Estos golpes de Estado democráticos no tienen nada de exótico. El Francia, en 2016, bajo el estado de emergencia convertido en permanente, y teniendo como telón de fondo la represión policial de las movilizaciones contra la ley de Trabajo, elemento central de la conversión socialista al neoliberalismo, el gobierno de Manuel Valls utilizó en tres ocasiones el artículo 49-3 de la Constitución para aprobar su texto sin ningún voto de la Asamblea nacional. Claro que, por definición, esta manera de evitar el Parlamento es constitucional; por lo tanto, respeta las formas de la democracia. Sin embargo: en el momento de aspirar al voto popular, el mismos Manuel Valls consideraba «brutal» su utilización y se compromete a suprimir ese artículo, reconociendo que no es muy democrático que digamos. En 1989, cuando el neoliberalismo triunfa sobre las «democracias populares», lo hacía justamente en nombre de la democracia. Hoy en día, su despliegue ya casi no preocupa, salvo para mantener las formas (y aún así): la oposición entre una «democracia formal» y una «democracia real», desacreditada después del fracaso del comunismo, recupera actualidad.

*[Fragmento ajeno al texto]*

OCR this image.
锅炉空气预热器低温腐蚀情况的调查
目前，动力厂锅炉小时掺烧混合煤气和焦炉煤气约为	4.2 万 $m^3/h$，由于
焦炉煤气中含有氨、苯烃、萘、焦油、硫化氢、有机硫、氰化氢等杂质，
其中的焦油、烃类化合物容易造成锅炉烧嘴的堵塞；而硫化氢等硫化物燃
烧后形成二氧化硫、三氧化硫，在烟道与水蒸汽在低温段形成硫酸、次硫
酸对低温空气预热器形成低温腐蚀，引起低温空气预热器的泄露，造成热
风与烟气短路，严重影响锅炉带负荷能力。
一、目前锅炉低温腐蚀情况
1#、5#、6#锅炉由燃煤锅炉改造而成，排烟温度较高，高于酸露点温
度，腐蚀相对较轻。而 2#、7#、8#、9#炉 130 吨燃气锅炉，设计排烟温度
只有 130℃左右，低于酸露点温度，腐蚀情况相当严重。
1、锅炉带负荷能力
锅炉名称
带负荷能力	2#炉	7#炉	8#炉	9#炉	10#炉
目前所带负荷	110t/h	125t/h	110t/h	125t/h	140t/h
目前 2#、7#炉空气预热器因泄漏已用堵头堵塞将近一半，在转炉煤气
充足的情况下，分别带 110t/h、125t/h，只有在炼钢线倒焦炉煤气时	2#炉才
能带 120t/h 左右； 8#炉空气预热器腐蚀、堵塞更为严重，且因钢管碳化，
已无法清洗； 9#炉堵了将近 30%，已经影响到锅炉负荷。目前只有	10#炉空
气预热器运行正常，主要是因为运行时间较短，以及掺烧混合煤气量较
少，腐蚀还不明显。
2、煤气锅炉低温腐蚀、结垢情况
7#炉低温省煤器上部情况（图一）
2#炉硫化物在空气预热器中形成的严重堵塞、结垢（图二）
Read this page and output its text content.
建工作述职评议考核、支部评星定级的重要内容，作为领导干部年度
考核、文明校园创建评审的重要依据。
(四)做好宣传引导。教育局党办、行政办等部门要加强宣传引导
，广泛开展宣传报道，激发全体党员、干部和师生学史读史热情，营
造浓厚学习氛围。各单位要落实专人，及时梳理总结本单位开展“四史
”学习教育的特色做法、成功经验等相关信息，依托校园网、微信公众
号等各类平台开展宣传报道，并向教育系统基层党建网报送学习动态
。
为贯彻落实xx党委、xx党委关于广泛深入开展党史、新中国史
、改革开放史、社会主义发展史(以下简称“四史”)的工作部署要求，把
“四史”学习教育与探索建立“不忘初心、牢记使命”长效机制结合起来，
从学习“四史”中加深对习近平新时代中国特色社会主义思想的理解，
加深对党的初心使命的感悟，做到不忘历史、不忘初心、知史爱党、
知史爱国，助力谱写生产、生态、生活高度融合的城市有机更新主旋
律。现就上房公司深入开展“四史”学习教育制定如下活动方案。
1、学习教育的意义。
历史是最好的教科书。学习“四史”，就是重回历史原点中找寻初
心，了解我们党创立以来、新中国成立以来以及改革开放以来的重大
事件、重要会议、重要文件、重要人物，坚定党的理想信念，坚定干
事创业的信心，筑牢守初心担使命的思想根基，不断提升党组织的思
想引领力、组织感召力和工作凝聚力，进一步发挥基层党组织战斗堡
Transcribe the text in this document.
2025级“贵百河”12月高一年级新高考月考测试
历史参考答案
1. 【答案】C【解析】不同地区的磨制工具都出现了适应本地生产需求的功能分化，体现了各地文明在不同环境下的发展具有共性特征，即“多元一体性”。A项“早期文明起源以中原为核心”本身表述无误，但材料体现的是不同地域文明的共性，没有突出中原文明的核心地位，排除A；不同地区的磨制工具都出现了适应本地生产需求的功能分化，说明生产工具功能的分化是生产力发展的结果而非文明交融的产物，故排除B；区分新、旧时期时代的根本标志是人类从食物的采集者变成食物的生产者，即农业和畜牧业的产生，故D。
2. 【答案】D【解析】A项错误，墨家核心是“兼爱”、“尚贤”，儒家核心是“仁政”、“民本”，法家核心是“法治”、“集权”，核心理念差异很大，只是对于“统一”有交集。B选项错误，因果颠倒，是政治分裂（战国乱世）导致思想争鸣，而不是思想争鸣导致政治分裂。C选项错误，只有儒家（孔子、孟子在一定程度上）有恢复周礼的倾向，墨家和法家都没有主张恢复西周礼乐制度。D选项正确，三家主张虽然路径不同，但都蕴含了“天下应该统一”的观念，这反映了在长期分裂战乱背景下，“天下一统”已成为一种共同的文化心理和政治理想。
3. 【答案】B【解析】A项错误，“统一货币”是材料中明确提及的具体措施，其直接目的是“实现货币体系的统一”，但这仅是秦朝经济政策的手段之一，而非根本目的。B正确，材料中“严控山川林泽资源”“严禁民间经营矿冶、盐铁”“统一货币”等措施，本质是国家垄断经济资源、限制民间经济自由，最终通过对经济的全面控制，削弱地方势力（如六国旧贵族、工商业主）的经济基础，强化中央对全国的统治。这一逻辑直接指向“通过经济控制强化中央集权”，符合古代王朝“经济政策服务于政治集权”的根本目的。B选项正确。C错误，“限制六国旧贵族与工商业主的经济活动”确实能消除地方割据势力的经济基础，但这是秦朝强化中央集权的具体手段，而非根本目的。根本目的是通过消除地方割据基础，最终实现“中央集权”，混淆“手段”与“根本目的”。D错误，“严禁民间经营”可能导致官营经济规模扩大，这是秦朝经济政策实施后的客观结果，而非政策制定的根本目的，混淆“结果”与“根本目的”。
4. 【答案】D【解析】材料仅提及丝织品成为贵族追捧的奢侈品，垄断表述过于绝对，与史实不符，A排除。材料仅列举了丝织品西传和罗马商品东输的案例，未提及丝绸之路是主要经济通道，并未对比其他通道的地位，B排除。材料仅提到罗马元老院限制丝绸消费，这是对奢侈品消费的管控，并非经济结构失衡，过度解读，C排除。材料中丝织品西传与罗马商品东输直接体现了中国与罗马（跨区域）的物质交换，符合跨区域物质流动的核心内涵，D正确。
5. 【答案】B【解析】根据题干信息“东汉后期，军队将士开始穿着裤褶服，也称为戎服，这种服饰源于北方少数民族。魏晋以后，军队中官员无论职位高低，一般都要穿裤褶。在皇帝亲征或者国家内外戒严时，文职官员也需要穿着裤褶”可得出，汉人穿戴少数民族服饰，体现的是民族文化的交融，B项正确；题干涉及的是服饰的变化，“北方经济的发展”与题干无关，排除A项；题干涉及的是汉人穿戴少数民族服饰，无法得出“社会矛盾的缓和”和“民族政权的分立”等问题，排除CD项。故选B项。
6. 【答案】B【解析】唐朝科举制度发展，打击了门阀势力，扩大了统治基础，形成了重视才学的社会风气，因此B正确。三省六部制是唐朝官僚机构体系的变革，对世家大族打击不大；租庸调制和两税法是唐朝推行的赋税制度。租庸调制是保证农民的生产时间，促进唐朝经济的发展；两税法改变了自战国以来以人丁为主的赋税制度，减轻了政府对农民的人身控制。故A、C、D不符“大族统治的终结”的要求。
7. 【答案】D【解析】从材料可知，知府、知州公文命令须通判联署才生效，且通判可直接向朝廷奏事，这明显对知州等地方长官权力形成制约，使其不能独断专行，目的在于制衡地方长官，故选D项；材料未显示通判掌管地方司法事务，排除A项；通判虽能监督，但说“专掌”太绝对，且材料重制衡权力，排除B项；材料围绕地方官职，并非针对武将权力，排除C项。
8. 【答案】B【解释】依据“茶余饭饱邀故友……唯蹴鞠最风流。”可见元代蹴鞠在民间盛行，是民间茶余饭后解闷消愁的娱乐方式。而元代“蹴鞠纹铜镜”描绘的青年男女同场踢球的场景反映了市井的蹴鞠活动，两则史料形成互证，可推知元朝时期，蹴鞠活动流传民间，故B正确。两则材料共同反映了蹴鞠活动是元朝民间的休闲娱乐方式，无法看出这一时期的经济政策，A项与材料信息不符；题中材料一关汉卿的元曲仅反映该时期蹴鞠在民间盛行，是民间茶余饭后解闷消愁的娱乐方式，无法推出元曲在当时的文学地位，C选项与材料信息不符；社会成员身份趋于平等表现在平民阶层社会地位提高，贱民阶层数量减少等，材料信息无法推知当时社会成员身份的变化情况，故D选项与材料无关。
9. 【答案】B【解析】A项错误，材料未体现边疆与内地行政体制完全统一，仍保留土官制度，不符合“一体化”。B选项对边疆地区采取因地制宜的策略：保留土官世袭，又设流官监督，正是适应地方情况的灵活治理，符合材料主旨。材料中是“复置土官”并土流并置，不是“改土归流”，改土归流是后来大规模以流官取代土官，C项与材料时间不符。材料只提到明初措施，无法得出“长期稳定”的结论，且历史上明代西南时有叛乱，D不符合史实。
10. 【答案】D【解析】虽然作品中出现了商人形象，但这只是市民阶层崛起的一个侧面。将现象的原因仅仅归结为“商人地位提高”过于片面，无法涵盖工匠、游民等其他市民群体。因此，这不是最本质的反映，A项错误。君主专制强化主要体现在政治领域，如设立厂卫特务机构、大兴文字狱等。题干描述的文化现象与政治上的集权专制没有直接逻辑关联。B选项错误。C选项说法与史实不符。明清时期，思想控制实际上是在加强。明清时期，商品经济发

Por eso la distinción entre dos tipos de regímenes, democráticos o no, se vuelve confusa. Cada vez más, el neoliberalismo conlleva un autoritarismo. Sin duda, ello ya no debería causar sorpresa: en 1973, fue un golpe de Estado militar contra el presidente Salvador Allende el que permitió la instalación, con los Chicago Boys, de un verdadero laboratorio del neoliberalismo. Margaret Thatcher y Ronald Reagan no tendrán más que retomar la misma receta algunos años más tarde. Nada de eso impide nuestra sorpresa cuando vemos que el luxenburgués Jean-Claude Juncker, presidente de la Comisión Europea, recibe al primer ministro Viktor Orbán, el 23 de mayo de 2015, con una palmada cariñosa y una frase alegre: <<Hello, dictador!>>. ¿Qué importa la intención, teniendo en cuenta la complejidad de lo distintos niveles de la ironía? El efecto de semejante broma es simplemente indicar que la democracia, al igual que la dictadura, ya no es hoy un tema serio. Lo esencial, para el neoliberalismo, ¿no está acaso en otra parte?